EĞİTİM: KISA YOLDAN DOÇENTLİK
Son yıllarda Milli Eğitim Bakanlığı bursu ile yurtdışında yüksek lisans, doktora yapan yurda dönünce üniversitelere öğretim üyesi olarak atanan hocaların ve gittikleri üniversitelerin incelenmesi gerekir. Yeni kurulan üniversitelere atanan bu hocaların FETÖ ile yakın ilişkide bulundukları, kısa sürede ‘yardımcı doçent’ unvanı aldıkları ve üniversitelerde kadrolaşmaya gittikleri görülmektedir. Emniyet mensubu olup doçentlik sınavına başvuran 20 kişiden 19’u FETÖ bağlantıları nedeniyle emniyetten ihraç edilmiştir.

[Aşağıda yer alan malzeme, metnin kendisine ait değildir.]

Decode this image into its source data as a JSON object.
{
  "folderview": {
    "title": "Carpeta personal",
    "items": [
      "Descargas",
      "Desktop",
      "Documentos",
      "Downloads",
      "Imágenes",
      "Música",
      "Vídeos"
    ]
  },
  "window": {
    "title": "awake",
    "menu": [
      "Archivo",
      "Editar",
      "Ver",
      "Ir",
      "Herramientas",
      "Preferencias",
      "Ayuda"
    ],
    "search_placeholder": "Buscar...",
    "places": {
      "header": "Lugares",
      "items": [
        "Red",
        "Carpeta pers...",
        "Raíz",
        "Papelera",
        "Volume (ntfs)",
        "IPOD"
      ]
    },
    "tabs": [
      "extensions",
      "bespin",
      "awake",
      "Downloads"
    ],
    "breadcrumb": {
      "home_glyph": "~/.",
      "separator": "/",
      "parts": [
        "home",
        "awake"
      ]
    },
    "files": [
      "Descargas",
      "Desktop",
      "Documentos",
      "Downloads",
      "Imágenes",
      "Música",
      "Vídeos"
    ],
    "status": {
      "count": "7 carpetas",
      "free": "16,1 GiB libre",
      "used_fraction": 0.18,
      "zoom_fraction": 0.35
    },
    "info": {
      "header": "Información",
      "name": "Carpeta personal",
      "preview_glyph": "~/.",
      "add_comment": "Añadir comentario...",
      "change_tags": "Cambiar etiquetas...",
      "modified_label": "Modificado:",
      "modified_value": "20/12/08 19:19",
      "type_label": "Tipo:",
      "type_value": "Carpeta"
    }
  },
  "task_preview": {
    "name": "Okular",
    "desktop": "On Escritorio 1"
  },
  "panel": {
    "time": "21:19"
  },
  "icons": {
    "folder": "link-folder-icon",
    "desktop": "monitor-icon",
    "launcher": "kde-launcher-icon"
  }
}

SAĞLIK: DEAŞ, PKK’YA İLAÇ SAĞLANDI
Terör örgütleriyle işbirliği içerisinde olan, aralarında eczacı, hemşire ve doktorların da bulunduğu kişilerin, TC kimlik numaraları üzerinden sahte reçeteyle aldıkları ilaçların büyük bir kısmını Irak, İran ve Suriye’deki DEAŞ, PKK ve PYD gibi terör örgütlerine sattıkları ve SGK’yı zarara uğrattıkları tespit edilmiştir. Acil kan durdurması için kullanılan hematoloji grubu ilaçları, epilepsi ve kanser ilaçlarını, kullanılması durumunda bir insanı 2 ayda canlı bombaya dönüştürebileceği belirtilen, kişiyi sürekli halüsinasyonda yaşatan psikotrop türü ilaçları DEAŞ, PKK ve PYD terör örgütlerine sattıkları belirlenmiştir.
Üniversite, devlet ve özel hastaneler ile tıp merkezlerinde yapılmayan ameliyatların yapılmış gibi gösterildiği, bekar kızlara kürtaj yapılmış gösterildiği, ölen kişilerin ölüm tarihinden sonra muayene edildiği, her doğan çocuğun kuvözde tutulduğu, TC numaraları ile kuruma ayak dahi basmayanların üzerinden işlem yapıldığı, SGK’nın zarara uğratılarak, FETÖ ve PKK’ya para aktarıldığı tespit edilmiştir. Örnek olarak Van Özel Divan Hastanesi’nde sahte evrakla ameliyat yapılmış gibi gösterilerek 12 milyon, Ankara’daki 14 üniversite ve özel hastanede 2.3 milyon, eczanelerde 2.6 milyon, Şanlıurfa’da hayali işlemlerle 3 yılda 800 milyon lira vurgun yapıldığı tespit edilmiştir.
DİYANET: SIZMA 1978’DE BAŞLAMIŞ
Sosyal Destek Programı (SODES), kalkınma ajansları, gümrük hizmetleri, din hizmetleriyle bağlantılı projeler örgütün menfaat temin ettiği alanlar olmuştur. FETÖ’nün Diyanet’te sızma süreci ise 1978-1990 yılları arası vaiz alımı, 1997 yılında hasekisiz müftü alımı, 2001 yılında 2 posta vaiz ve müftü alımı, 2007 yılında vaiz alımı, 2012 yılında fahrilerin alımı ve 2013 yılında ise vekillerin alımı şeklinde olmuştur.”